The story of entrepreneurship being the path to success is quite realistic because poverty is often a result of labor market discrimination, so there is no way out except through entrepreneurship. Labor market discrimination is a powerful exclusion because employers discriminate against those who are visibly different: often minorities or women. In this research, such discrimination was against people living in the Brazil slums (“favelas”), who are easy to distinguish by their language dialect and address.Entrepreneurship
by the disenfranchised is not easy, though, and the whole foundation for the
research was a set of programs teaching favela residents skills for forming and
operating businesses. The skills were useful, because those who received the
training were able to start businesses more often than their peers.

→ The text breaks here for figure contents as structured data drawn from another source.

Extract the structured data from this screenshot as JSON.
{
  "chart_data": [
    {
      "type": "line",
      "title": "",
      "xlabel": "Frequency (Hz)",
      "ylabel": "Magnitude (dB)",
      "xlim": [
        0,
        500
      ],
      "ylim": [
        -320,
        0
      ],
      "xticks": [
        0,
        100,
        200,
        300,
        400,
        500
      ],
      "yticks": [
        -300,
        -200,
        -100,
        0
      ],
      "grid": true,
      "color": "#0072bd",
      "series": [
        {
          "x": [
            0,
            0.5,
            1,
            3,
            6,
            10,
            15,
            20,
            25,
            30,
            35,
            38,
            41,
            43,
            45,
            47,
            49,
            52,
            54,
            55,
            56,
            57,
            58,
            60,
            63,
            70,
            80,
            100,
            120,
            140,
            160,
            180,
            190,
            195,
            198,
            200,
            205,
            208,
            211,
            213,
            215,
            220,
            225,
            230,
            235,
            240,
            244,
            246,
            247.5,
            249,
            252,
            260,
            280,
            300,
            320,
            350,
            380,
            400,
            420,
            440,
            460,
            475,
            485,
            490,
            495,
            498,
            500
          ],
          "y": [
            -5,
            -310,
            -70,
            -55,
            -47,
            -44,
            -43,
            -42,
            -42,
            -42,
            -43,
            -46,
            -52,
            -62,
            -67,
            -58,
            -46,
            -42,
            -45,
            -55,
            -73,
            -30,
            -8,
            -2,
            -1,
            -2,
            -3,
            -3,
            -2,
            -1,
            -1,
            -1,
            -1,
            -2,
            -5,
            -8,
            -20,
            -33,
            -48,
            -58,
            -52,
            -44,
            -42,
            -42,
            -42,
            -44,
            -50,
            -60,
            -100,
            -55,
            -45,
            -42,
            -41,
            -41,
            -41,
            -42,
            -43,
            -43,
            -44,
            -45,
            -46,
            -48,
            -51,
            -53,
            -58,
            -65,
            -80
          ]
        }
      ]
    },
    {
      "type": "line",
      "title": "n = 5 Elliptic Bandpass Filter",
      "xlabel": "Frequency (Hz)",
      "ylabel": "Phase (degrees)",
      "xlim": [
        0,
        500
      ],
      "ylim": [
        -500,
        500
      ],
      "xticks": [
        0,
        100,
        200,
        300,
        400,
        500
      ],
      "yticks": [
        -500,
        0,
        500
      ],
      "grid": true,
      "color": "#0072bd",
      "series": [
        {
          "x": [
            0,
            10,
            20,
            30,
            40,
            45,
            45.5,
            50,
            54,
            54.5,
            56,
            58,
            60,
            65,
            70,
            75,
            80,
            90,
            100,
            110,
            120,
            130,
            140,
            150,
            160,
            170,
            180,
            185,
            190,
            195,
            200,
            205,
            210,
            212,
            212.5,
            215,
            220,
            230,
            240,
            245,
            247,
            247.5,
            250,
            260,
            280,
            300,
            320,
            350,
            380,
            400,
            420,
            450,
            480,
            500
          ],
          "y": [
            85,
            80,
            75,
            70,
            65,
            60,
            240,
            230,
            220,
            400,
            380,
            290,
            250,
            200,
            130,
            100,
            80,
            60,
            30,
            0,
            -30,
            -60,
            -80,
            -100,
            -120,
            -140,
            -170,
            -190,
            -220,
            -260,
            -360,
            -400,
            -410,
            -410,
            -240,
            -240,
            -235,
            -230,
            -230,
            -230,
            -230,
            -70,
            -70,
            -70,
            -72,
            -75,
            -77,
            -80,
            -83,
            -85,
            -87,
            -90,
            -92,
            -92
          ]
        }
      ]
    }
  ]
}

Importantly, this happened even though those who received the training were no
more likely to get a job after the training than those who did not—despite the fact
that training someone for running a business also makes them more capable as an
employee of a business. Labor market discrimination is a powerful exclusion.
So, with
more entrepreneurship and higher income, after training we have a nice story of
success, right? That’s where the traditional success story is incomplete. We
are forgetting that discrimination against groups happens because they are not supposed
to be successful, so when they succeed against the odds that’s wrong too in the
eyes of others. They carry the stigma of their disenfranchised background in
the favelas, and this stigma is imposed more strongly by others the more
successful they are. More income means more prejudice and more stigma from
those who are fortunate enough to be born to a middle-class life.
What to do?
Obviously, training the disenfranchised for entrepreneurship is still right,
and equally obvious it is hard, or impossible, to control the irrational
responses of others. Even the old stories of entrepreneurs who advance from
poverty are not enough. But we know the reason, of course. In the novels and
the movies, those entrepreneurs looked just like the audiences. The stigma will
not fade until we tell more stories of favela dwellers and minorities who
succeed through entrepreneurship, and we learn to celebrate them too.